Class 10: Statistical Arguments
There are two basic approaches to making logical arguments, both of which have a place in making arguments from data. These are:
- deductive reasoning
- inductive reasoning
I find that while most students have heard of these distinctions, rarely can they concisely describe them. As each requires a fairly distinct rhetorical approach, let’s cover these briefly.
In deductive reasoning we start with general assumptions and show that certain conclusions logically follow from them. A classic example is:
Socrates is a man. All men are mortal. Therefore, Socrates is mortal.
If the assumptions of this statement (first two sentences) are true, the conclusions must be true.
deductive reasoning - statistics
Deductive reasoning occurs in statistics when some of our facts (assumptions) are derived from an analysis of a dataset. Generally this occurs when we are drawing data from a population.
For example, say we are looking at election results from every county in the United States. The following is a deductive argument:
A presidential candidate that has more than 270 electoral votes wins the election (assumption). Candidate A had 300 elector votes in 2020 (assumption derived from data). Therefore, candidate A won the election.

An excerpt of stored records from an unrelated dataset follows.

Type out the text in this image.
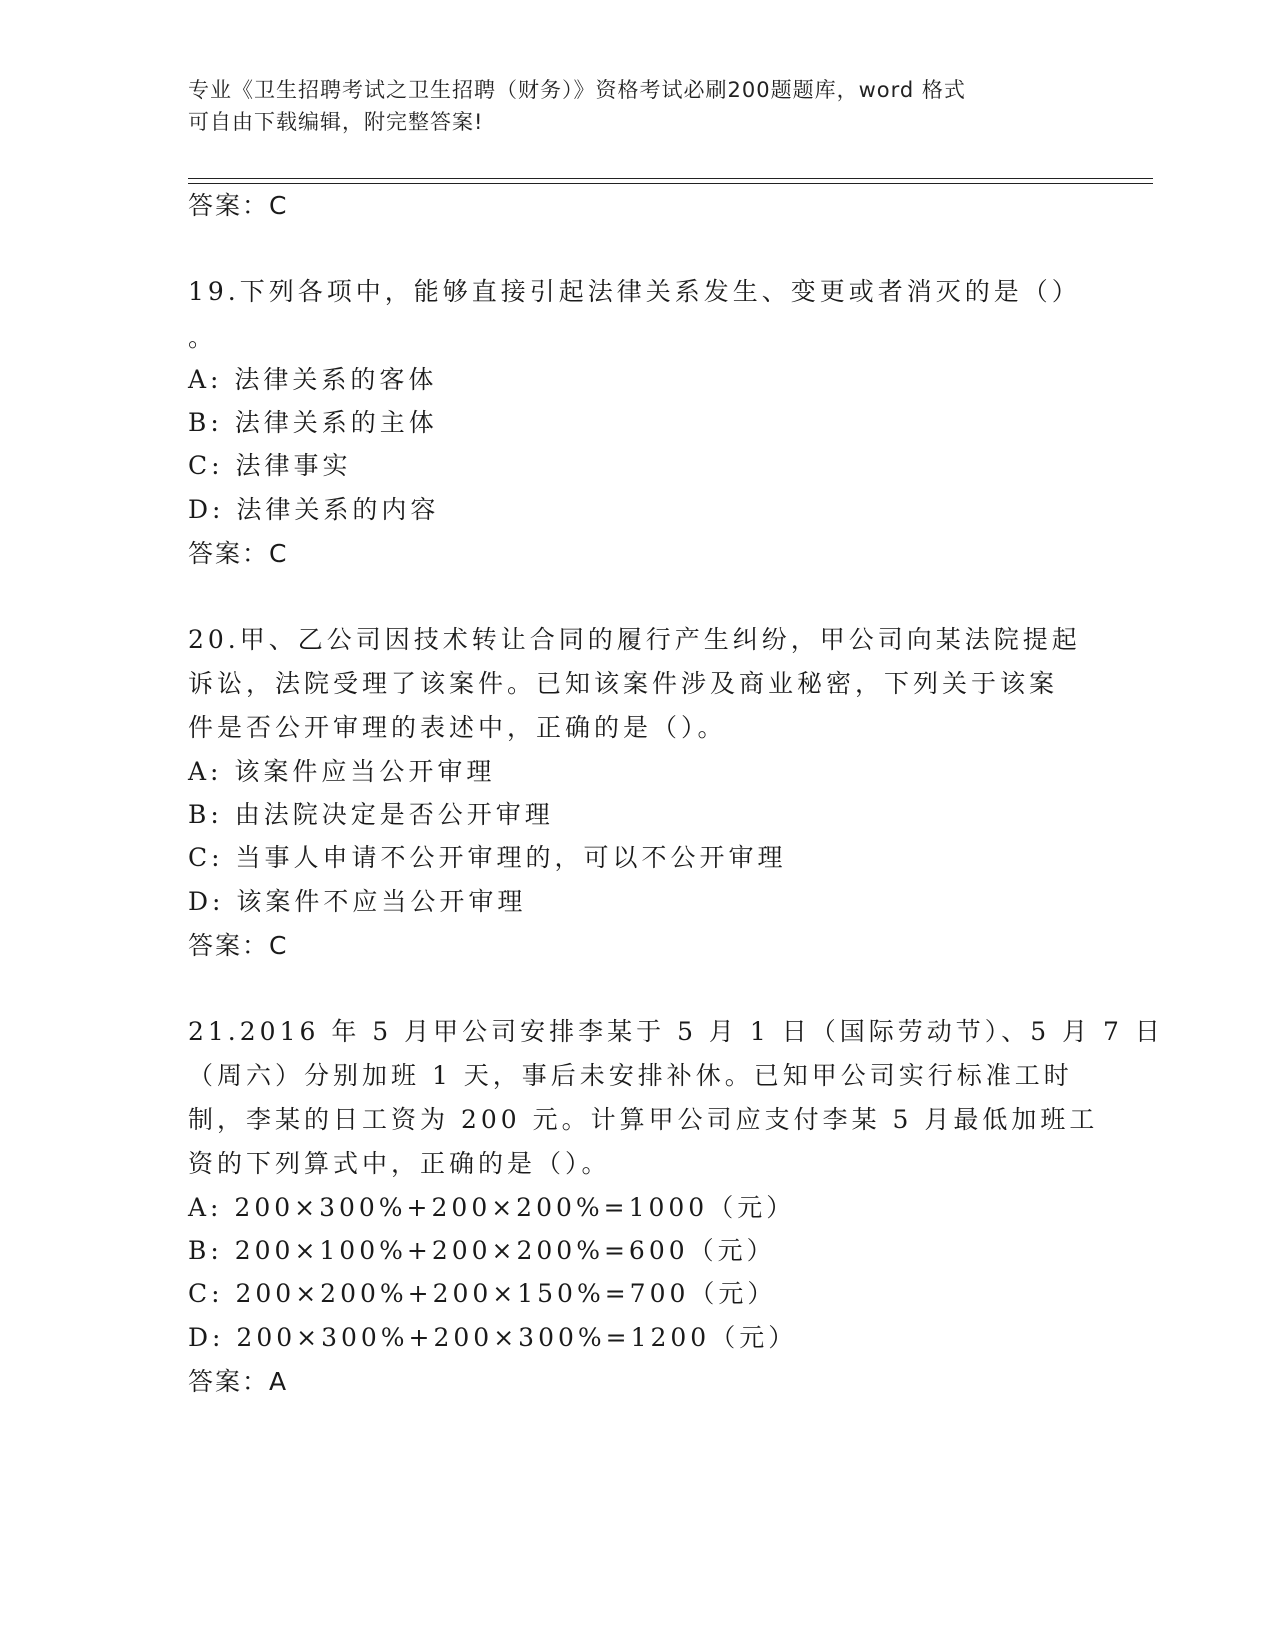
专业《卫生招聘考试之卫生招聘（财务）》资格考试必刷200题题库，word 格式
可自由下载编辑，附完整答案!
答案：C
19.下列各项中，能够直接引起法律关系发生、变更或者消灭的是（）
。
A: 法律关系的客体
B: 法律关系的主体
C: 法律事实
D: 法律关系的内容
答案：C
20.甲、乙公司因技术转让合同的履行产生纠纷，甲公司向某法院提起
诉讼，法院受理了该案件。已知该案件涉及商业秘密，下列关于该案
件是否公开审理的表述中，正确的是（）。
A: 该案件应当公开审理
B: 由法院决定是否公开审理
C: 当事人申请不公开审理的，可以不公开审理
D: 该案件不应当公开审理
答案：C
21.2016 年 5 月甲公司安排李某于 5 月 1 日（国际劳动节）、5 月 7 日
（周六）分别加班 1 天，事后未安排补休。已知甲公司实行标准工时
制，李某的日工资为 200 元。计算甲公司应支付李某 5 月最低加班工
资的下列算式中，正确的是（）。
A: 200×300%+200×200%=1000（元）
B: 200×100%+200×200%=600（元）
C: 200×200%+200×150%=700（元）
D: 200×300%+200×300%=1200（元）
答案：A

Notice that often not all facts are derived from data, but importantly some are.
Inductive reasoning, in contrast, builds a conclusion by inferring based on patterns seen in particular examples. For instance:
I have taught a total of 700 students over the past 5 years. I enjoyed teaching all 700 of them. Therefore, I enjoy teaching all students.
While the data provides strong evidence for the conclusion, it does not guarantee its validity even if the assumption and logic is infallible.
inductive reasoning - statistics
Inductive reasoning usually occurs in statistics when sampling from a larger population or observing a random process. For example:
Only 1 of the 1000 patients injected with the vaccine had serious side-effects. Therefore, the vaccine is safe for distribution.
While inductive reasoning is more traditionally associated with statistics, the deductive case is quite common in both industry and academia.
hybrid approach in statistics
Often, in an analysis of data I have observed a hybrid approach. Namely, deductive reasoning is used to draw concrete conclusions from data. These conclusions are then used as part of a larger inductive reasoning.
For example, assume that you are a statistician working for a large company and analyzing financial data. Using the data, you may confirm that the company has increased year-over-year profits by 232% (by deductive reasoning). From this evidence, the company decided to proceed with an IPO (by inductive).